2. Materials and Methods
2.1. Patient Selection. In total, 150 patients who underwent TIPS at Beijing Shijitan Hospital from January 2012 to December 2013 were recruited. The inclusion criteria were confirmed diagnosis of posthepatic cirrhosis portal hypertension; scheduled for elective TIPS; transjugular liver biopsy obtained during positioning of the TIPS successfully; and shunt channel with a diameter of 8 mm. The exclusion criteria were aged <18 or >70 years; combined with malignant liver tumor; liver tissue not conforming with the requirements (the size of liver tissue is < 0.4x0.4 [cm.sup.2]); and hepatic encephalopathy before TIPS.
2.2. Methods. Transjugular liver biopsy was obtained during positioning of the TIPS and a transmission electron microscope was adopted to identify the pathological features of mitochondrial ultrastructure; thus, patients were prospectively divided into subgroups according to the level of mitochondrial damage for follow-up observation.
2.2.1. TIPS and Obtaining Liver Tissue from Preshunt Channel. Local disinfection and anesthesia were performed at the selected piercing site, and then jugular vein puncture was conducted. A liver access set (RUPS-100; Cook, USA) was delivered into the hepatic vein or hepatic inferior vena cava, the left and right trunk of the portal vein or portal vein bifurcation were punctured, and the liver access set was then placed in the portal vein. A pigtail catheter was used for portography and measurement of portal venous pressure. The leading end of the ultra-smooth ultra-long hard guide wire was placed in the superior mesenteric vein or splenic vein. The sheath of the liver access set was withdrawn into the preshunt channel in the liver parenchyma, and biopsy forceps (Minimally Invasive Medical Technology Co., LTD, Nanjing, China) were inserted through the sheath to obtain liver tissue of the preshunt channel in the liver parenchyma (the size range of each obtained liver tissue sample ranged from 0.4x0.4 [cm.sup.2] to 0.8x0.8 [cm.sup.2], and recollection of tissue was required for samples of a smaller size) (Figure 1-A1). A balloon was introduced along the guide wire to dilate the shunt, and then a covered stent (Bard Fluency) with a diameter of 8 mm was implanted (Figures 1-A2 and 1-A3), followed by stent dilation (Figure 1-A4), measurement of portal venous pressure, and portography.

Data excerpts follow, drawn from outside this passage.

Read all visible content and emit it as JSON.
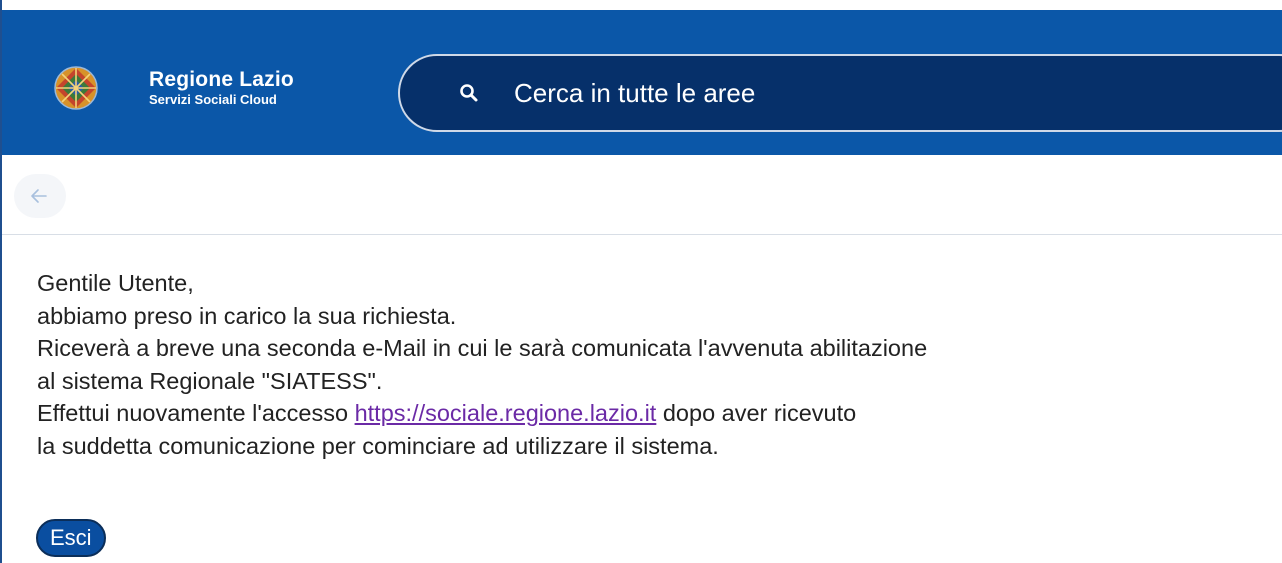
{
  "header": {
    "brand_title": "Regione Lazio",
    "brand_subtitle": "Servizi Sociali Cloud",
    "logo_icon": "regione-lazio-logo-icon",
    "colors": {
      "header_bg": "#0b57a8",
      "search_bg": "#06306a"
    }
  },
  "search": {
    "icon": "search-icon",
    "placeholder": "Cerca in tutte le aree"
  },
  "toolbar": {
    "back_icon": "arrow-left-icon"
  },
  "message": {
    "line1": "Gentile Utente,",
    "line2": "abbiamo preso in carico la sua richiesta.",
    "line3": "Riceverà a breve una seconda e-Mail in cui le sarà comunicata l'avvenuta abilitazione",
    "line4": "al sistema Regionale \"SIATESS\".",
    "line5_before": "Effettui nuovamente l'accesso ",
    "line5_link": "https://sociale.regione.lazio.it",
    "line5_after": " dopo aver ricevuto",
    "line6": "la suddetta comunicazione per cominciare ad utilizzare il sistema."
  },
  "actions": {
    "exit_label": "Esci"
  }
}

2.2.2. Postoperative Routine Observation and Treatment. All patients were asked to stay in bed for 24 hours after the operation; pressure dressing and sand bag pressing were applied to the piercing site area, and the vital signs of each patient were monitored in real time. Prophylactic antibiotics were employed. Subcutaneous injection of low molecular weight heparin (5000 IU, Bid) was performed from the second day after the operation and lasted for at least 5 days; then treatment was switched to an oral intake of warfarin for at least half a year (2.5-5.0 mg, Qd). The dose of warfarin was adjusted based on coagulation function every 15 days to ensure an INR between 2 and 3. Oral administration of branched chain amino acids (3 g, Tid) and lactulose (15-30 ml, Bid or Tid) was performed routinely to prevent hepatic encephalopathy. A liver protection strategy was also taken (bicyclol tablets, 25 mg, Tid).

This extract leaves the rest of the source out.